На самом деле, «Золотая чаша», один из его самых искусных и исчерпывающих шедевров, была опубликована в ноябре 1904 года; а «Священный источник», возможно, самый сложный, как он, безусловно, один из самых характерных из всех его рассказов, появился гораздо раньше. Но если брать его работы в целом, эта эпоха — с 1895 по 1905 год — может рассматриваться как его апогей, как его «Великий Полдень».

«Неловкий возраст», например, — книга, к которой посвященные поклонники питают особенно настойчивую преданность, — появилась в 1899 году, тогда как сборник рассказов под названием «Лучший сорт», включающий в себя этот шедевр нежносердечного злорадства «Белдональдский Гольбейн», вышел в 1903-м.

Как я уже намекал, весь вопрос о выборе того периода в творчестве великого художника, который содержит его наиболее значимые работы, — это по большей части вопрос вкуса; и, как мы видели, дело осложняется всевозможными наложениями, возвратами, предвосхищениями. Но если бы меня самого попросили предложить краткий список книг, в которых можно найти квинтэссенцию качеств как мировоззрения, так и метода Генри Джеймса, я бы, безусловно, включил «Трагическую музу», «Добычу Пойнтонов», «Что знала Мейзи», «Послов», «Частную жизнь» и «Мягкую сторону», что бы еще ни было трудно исключить.

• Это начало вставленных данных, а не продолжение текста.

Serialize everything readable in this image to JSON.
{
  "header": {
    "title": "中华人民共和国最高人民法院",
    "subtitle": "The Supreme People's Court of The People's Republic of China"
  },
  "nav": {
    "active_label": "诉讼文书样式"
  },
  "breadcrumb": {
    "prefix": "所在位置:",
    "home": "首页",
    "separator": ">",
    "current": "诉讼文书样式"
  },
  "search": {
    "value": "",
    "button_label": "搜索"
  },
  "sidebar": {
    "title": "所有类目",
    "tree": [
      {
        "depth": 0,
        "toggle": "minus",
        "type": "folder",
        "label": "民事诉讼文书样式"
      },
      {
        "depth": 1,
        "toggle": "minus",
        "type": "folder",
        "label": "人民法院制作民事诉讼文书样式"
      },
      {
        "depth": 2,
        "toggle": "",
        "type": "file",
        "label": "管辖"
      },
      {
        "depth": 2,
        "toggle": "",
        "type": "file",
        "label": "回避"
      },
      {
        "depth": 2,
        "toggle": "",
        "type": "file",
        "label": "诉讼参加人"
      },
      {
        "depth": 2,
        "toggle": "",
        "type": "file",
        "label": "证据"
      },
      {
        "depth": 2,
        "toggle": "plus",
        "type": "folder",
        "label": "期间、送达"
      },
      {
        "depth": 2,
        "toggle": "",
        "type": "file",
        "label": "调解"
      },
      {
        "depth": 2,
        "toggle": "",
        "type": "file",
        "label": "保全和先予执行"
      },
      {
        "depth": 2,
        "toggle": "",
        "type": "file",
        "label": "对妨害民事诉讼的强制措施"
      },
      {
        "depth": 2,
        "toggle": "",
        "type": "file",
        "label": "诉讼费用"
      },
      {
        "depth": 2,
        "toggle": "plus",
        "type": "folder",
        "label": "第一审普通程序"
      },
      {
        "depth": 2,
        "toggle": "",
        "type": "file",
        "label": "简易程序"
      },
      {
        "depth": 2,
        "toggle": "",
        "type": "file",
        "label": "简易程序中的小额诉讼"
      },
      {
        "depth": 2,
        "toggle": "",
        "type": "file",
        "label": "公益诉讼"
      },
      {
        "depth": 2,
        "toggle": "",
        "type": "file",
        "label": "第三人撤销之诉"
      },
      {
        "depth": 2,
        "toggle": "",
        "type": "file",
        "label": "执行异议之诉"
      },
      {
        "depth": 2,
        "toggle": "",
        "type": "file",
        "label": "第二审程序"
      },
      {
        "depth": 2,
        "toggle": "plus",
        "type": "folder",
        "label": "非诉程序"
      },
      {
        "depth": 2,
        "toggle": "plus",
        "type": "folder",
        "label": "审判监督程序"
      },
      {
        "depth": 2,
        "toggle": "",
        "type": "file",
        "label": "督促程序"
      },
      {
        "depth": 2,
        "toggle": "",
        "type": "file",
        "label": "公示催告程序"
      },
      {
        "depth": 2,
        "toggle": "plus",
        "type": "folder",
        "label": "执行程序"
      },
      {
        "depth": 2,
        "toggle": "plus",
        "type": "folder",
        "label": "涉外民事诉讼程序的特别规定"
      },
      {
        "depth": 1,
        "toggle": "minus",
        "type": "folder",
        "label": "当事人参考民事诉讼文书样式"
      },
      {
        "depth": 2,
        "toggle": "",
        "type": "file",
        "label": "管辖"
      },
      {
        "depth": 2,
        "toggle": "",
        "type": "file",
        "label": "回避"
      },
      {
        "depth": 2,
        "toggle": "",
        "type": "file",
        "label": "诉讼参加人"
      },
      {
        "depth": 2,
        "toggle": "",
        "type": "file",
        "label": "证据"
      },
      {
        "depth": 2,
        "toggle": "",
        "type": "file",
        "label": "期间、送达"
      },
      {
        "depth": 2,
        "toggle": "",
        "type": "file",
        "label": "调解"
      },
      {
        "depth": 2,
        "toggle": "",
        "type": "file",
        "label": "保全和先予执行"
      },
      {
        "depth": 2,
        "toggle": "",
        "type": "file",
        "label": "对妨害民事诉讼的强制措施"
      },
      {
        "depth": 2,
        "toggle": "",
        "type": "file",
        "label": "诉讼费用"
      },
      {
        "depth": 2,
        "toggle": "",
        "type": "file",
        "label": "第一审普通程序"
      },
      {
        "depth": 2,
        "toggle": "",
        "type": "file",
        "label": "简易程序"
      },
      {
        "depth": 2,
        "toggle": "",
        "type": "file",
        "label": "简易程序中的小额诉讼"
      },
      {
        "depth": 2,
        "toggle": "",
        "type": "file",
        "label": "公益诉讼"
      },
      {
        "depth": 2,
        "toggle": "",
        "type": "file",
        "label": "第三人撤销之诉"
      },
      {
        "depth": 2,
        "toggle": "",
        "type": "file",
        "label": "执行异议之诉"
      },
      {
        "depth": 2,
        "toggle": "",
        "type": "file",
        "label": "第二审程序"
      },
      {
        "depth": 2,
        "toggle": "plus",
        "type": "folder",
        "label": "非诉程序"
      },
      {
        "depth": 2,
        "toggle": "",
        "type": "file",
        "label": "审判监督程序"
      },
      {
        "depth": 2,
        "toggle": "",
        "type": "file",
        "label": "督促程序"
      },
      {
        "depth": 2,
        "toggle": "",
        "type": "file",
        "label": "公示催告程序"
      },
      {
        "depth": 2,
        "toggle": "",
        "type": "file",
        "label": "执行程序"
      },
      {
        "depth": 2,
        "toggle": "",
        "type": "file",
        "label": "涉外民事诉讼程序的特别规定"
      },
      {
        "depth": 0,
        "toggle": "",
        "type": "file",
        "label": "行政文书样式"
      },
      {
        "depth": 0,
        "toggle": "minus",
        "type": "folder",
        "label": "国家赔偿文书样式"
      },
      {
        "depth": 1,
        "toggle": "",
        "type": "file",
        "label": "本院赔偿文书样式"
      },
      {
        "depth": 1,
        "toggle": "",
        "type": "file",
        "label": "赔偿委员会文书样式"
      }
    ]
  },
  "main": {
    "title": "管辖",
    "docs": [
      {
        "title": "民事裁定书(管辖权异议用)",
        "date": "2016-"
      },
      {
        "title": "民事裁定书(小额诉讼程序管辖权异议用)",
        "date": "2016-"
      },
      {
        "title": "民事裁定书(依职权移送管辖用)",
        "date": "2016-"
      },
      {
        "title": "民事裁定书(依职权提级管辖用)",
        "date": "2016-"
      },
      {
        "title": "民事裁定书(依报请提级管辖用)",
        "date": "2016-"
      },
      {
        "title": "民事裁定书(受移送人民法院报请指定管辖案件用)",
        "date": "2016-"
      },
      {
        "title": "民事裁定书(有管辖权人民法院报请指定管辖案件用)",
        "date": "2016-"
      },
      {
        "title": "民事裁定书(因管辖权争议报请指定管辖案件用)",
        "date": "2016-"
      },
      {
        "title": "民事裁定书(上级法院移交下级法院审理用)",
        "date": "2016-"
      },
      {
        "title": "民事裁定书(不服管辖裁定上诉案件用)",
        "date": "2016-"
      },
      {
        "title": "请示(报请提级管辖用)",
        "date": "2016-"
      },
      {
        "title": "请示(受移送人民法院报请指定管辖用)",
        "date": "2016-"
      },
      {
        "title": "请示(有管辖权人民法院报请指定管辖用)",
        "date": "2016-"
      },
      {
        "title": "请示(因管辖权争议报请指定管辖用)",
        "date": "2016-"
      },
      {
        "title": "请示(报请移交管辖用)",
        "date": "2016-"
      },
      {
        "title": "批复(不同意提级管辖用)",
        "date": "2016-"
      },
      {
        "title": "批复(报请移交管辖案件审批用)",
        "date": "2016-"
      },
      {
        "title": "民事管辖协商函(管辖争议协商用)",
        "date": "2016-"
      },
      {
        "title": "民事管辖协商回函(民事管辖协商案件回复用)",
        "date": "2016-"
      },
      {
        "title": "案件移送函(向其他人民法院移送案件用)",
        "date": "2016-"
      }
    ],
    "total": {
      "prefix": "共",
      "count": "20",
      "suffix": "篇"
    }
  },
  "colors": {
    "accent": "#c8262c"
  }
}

Сложив воедино все им написанное и позволив этим разноцветным опалам и аметистам интеллектуального воображения скользить сквозь наши страстные пальцы, я бы, пожалуй, выбрал «Великое доброе место» как лучший из всех его коротких рассказов, а «Трагическую музу» — как лучший из всех его более длинных произведений.

Иногда, к сожалению, в редкие моменты, встречаешь человека, который действительно «собирал» Генри Джеймса с самого начала. Таким людям можно только позавидовать. Думаю, пожалуй, они — единственные библиофилы, к которым я питаю нежность; ведь они доказывают, что они нечто гораздо большее, чем просто библиофилы; они доказывают, что они мудрые и предусмотрительные предсказатели вердикта потомков.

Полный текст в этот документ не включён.